Portillo could have gone a good deal further, of course. He could have pointed out that it was the Cabinet of which he and Howard were both members that set up the inquiry under Ron Dearing which paved the way for the fees the Tories say they will now abolish. That it did so because it saw - quite rightly - that a crisis in higher education funding was coming down the track. That although the Dearing report did not also commit itself to top-up fees, the now Lord Dearing has subsequently - in an interview with my colleague Richard Garner - come out in favour of the principle of such fees.

Had he wanted to be outright disloyal rather than just a candid friend, Portillo could also have underscored the doubtful basis of Howard's suggestion in a BBC interview on Saturday that he might not have been able to go to Cambridge had Labour's policy then been in place. As a bright grammar school boy with excellent A-levels, Howard almost certainly would have got to a top university: even after the imposition of up-front tuition fees, nine out of ten pupils who get the requisite A-levels go on to higher education whatever their social economic group.
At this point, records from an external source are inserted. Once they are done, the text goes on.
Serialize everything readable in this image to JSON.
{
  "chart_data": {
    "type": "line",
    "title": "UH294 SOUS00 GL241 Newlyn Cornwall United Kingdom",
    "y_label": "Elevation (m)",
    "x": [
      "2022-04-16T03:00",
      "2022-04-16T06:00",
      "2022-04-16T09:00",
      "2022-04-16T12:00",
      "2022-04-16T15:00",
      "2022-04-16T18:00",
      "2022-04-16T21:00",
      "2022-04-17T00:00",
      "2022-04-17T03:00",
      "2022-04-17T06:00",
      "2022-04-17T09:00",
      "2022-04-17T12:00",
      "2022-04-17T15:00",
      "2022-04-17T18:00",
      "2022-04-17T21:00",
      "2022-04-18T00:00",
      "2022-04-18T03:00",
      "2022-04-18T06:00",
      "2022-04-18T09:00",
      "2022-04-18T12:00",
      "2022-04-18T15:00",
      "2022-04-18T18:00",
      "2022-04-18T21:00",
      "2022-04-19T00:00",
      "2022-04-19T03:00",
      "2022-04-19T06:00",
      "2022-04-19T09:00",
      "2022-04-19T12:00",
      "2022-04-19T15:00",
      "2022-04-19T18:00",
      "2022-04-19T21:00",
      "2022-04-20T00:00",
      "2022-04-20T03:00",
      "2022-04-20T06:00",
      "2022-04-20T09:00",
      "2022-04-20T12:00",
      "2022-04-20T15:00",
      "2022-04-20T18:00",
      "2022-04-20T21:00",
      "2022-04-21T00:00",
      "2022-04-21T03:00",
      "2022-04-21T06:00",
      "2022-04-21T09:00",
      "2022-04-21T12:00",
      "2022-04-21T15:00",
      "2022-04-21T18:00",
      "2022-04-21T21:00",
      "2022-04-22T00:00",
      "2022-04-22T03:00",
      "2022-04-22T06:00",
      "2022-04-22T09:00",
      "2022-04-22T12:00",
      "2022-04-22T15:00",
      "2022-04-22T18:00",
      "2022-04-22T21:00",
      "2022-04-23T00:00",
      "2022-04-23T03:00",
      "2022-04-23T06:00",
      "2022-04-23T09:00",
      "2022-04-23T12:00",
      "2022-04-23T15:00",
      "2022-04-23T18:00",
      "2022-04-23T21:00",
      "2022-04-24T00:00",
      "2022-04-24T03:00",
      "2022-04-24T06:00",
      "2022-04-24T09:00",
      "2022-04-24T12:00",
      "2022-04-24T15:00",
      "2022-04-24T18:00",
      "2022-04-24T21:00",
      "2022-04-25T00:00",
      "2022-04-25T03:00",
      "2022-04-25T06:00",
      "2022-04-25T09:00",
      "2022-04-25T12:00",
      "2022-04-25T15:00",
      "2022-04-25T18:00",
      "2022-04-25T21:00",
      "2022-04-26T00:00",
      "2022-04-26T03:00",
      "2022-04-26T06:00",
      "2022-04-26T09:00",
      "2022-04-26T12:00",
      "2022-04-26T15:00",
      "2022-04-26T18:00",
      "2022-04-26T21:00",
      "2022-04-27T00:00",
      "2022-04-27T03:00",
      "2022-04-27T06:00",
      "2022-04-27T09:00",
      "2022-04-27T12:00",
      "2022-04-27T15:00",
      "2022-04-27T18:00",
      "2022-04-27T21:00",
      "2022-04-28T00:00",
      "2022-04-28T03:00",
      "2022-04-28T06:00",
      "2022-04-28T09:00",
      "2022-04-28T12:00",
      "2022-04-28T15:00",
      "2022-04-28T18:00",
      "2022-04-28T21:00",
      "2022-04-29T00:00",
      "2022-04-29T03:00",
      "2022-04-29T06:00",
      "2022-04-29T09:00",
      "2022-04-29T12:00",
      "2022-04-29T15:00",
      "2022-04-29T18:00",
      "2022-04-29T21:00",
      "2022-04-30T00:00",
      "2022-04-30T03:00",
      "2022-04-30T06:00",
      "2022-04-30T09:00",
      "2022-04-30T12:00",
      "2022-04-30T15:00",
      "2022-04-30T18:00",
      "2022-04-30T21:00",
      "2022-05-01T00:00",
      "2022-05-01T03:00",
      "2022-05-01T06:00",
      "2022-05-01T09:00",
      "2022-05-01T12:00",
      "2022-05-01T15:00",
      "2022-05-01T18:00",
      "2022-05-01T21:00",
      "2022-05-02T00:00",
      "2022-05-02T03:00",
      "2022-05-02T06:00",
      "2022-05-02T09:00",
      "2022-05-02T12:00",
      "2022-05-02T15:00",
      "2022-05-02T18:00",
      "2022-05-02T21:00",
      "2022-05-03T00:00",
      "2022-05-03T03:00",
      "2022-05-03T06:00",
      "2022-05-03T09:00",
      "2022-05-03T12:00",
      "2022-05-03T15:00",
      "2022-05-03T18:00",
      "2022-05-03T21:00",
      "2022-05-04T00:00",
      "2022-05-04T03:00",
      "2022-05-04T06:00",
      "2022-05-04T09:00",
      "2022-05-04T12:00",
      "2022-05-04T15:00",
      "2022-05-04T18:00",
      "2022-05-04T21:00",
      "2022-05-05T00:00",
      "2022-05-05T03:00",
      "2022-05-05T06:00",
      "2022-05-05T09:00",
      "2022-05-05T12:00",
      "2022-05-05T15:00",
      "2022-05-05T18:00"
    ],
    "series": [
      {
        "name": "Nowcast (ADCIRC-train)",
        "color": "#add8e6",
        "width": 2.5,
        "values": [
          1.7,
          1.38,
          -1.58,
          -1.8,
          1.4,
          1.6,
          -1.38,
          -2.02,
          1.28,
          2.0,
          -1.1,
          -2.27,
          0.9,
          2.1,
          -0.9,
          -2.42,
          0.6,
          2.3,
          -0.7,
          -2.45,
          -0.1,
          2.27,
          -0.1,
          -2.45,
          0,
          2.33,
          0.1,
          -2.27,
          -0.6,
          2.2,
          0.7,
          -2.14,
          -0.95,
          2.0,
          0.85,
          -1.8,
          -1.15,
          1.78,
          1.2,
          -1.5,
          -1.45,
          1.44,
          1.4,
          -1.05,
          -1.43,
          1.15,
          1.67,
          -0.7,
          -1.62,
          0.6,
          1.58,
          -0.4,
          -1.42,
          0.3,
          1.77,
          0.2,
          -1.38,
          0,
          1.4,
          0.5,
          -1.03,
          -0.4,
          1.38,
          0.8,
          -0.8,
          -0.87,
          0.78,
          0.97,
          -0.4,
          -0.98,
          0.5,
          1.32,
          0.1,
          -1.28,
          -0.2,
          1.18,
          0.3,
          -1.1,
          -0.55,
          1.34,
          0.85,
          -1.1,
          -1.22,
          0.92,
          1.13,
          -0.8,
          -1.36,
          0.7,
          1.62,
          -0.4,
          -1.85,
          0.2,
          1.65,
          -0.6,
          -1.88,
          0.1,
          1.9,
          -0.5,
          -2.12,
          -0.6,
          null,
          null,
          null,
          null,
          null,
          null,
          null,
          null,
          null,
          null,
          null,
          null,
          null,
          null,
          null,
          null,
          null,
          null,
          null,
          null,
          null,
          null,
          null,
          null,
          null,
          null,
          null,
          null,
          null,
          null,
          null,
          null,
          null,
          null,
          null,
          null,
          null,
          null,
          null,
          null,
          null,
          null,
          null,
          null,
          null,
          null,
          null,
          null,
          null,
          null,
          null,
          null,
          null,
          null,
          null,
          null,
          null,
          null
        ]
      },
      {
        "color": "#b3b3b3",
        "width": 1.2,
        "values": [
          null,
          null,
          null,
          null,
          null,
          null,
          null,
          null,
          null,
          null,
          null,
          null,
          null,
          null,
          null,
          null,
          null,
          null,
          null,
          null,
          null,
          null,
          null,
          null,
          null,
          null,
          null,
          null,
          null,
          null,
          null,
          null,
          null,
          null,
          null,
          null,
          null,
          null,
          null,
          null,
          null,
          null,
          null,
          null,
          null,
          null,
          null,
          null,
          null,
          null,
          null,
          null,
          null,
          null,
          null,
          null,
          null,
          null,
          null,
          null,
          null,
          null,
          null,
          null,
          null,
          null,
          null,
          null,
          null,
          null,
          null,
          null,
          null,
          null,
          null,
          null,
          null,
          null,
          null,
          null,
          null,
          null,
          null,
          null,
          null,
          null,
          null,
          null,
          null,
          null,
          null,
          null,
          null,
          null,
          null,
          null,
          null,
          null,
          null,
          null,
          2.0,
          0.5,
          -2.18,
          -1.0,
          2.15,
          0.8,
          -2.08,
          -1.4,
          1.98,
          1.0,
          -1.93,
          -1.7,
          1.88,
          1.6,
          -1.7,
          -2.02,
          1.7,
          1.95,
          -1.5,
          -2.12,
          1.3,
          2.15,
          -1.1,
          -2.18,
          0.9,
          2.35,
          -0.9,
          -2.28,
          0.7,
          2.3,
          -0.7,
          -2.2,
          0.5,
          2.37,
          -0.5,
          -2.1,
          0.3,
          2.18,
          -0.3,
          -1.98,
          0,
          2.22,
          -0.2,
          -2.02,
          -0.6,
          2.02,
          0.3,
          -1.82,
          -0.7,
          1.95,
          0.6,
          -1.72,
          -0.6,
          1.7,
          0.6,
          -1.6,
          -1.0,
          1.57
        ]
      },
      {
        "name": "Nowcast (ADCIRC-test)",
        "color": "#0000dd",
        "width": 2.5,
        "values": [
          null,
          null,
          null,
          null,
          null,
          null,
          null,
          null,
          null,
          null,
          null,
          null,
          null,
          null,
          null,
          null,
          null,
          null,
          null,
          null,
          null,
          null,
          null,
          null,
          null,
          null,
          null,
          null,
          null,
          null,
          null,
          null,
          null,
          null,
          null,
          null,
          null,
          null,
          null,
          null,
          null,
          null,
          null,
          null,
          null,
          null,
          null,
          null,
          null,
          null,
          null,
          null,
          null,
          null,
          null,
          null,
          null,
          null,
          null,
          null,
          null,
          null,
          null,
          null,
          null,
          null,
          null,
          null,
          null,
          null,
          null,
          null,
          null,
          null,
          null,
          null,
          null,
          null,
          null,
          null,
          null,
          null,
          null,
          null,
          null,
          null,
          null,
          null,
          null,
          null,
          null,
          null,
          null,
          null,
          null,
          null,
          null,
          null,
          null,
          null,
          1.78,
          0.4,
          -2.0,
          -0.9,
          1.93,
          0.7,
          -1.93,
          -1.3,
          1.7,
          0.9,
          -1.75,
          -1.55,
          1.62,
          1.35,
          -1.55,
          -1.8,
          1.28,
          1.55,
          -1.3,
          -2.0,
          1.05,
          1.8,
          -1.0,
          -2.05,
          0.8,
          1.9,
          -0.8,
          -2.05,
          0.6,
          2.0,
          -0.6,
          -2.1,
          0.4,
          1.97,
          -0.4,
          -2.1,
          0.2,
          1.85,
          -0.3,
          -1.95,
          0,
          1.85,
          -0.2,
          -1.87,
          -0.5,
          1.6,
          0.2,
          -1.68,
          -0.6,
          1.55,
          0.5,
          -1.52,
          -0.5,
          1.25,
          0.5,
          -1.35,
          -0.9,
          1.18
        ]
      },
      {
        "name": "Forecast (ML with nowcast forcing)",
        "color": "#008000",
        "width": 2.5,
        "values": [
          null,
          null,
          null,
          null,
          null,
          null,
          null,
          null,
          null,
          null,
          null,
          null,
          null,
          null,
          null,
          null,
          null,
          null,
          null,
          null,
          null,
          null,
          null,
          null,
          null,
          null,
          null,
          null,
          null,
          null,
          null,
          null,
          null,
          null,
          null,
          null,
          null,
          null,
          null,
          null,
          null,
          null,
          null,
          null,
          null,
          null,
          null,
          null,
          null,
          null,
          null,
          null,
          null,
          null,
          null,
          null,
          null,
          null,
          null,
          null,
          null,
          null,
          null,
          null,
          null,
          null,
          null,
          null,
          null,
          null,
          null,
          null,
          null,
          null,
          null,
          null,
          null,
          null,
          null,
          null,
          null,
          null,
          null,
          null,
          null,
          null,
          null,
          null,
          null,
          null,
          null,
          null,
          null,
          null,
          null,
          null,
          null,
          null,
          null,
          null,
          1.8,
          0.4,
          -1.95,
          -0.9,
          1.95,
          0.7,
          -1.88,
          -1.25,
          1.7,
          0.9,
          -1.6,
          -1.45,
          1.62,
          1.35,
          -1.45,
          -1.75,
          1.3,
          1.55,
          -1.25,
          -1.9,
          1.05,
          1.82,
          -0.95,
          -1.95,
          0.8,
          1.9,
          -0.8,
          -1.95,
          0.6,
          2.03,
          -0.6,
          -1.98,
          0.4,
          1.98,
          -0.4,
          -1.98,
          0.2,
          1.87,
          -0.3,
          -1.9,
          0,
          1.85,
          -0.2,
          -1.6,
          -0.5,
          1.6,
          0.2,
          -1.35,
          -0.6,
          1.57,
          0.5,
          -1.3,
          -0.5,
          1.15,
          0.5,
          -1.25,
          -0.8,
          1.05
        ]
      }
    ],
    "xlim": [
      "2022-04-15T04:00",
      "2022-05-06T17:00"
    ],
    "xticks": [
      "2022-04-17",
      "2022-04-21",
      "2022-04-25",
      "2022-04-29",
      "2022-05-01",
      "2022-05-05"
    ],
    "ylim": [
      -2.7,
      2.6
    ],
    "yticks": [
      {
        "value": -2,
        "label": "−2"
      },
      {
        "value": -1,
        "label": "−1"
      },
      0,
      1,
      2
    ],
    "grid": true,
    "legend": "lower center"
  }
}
And finally he could have pointed out that even Labour shrank from Opposition for Opposition's sake over higher education when it backed the Dearing inquiry. We shouldn't get misty-eyed about this. Having agreed to keep spending down in its first two years in office, Labour would have been in deep trouble - from the Tories - if it adopted the policy the Tories are pursuing now. But then everyone expected Labour to win, obliging it to make sense of its fiscal plans. Are the Tories relieved of such an obligation because no one expects them to win?

Not really. Instead, there are already grounds for expecting that the Tories will simply reverse their policy once the parliamentary excitements of the Government's Bill is out of the way. Senior shadow ministers have been very careful not to commit themselves on whether they would repeal the Government's legislation. As well they might be.

The Government did not at the outset handle top-up fees well. It did not adequately prepare the ground. Those rebelling include the sacked, the fearful (for their own seats), those who would prefer Gordon Brown as leader, the disillusioned, and those who have legitimate grievances on all sorts of other matters against Blair. But they also include those with deep anxieties that a reform as radical as this needs to be accompanied by definite moves to protect and expand the access of lower income groups to university.

When the MP Peter Bradley worries that the University of Wolverhampton may be penalised by having to dish out bursaries to a much higher proportion of its students, because they are low income, than Oxford and Cambridge which have only a minority of such students, he worries about something real. When Lord Dearing says it is odd that the Government is paying a £1,500 maintenance grant to those who stay on at school but only a £1,000 maintenance grant to those at university, he has a real point. As do critics who say that not every worthwhile course leads to the earnings benefits the Prime Minister continually emphasises.

Which is why Charles Clarke is considering sensible concessions in response - from cut-off points for repayments to treating the fee exemptions for the poorer students as up-front payments. Nor need these negate the principle of the Bill - the second line of attack which will be levelled at the Government's measure. It was after all the Tory government that cushioned its switch from student grants to loans by first merely freezing grants. That's the way modern politics absorbs radical reform, as the Government should perhaps have remembered rather earlier than it did.

It's not too late. In other words, a great deal remains uncertain, including whether Brown will in the end swallow his deep doubts about the policy to strain every sinew to persuade his allies to pull back from the brink of a comprehensive government defeat for which he could yet take some of the blame. It's hardly surprising that Howard is prepared to exploit these volatile circumstances for party ends. But if the Bill is passed, he will pay a price. Which was the point of Portillo's message. Whatever else Howard's approach to top-up fees is, it isn't (in any sense of the word) "a new kind of politics".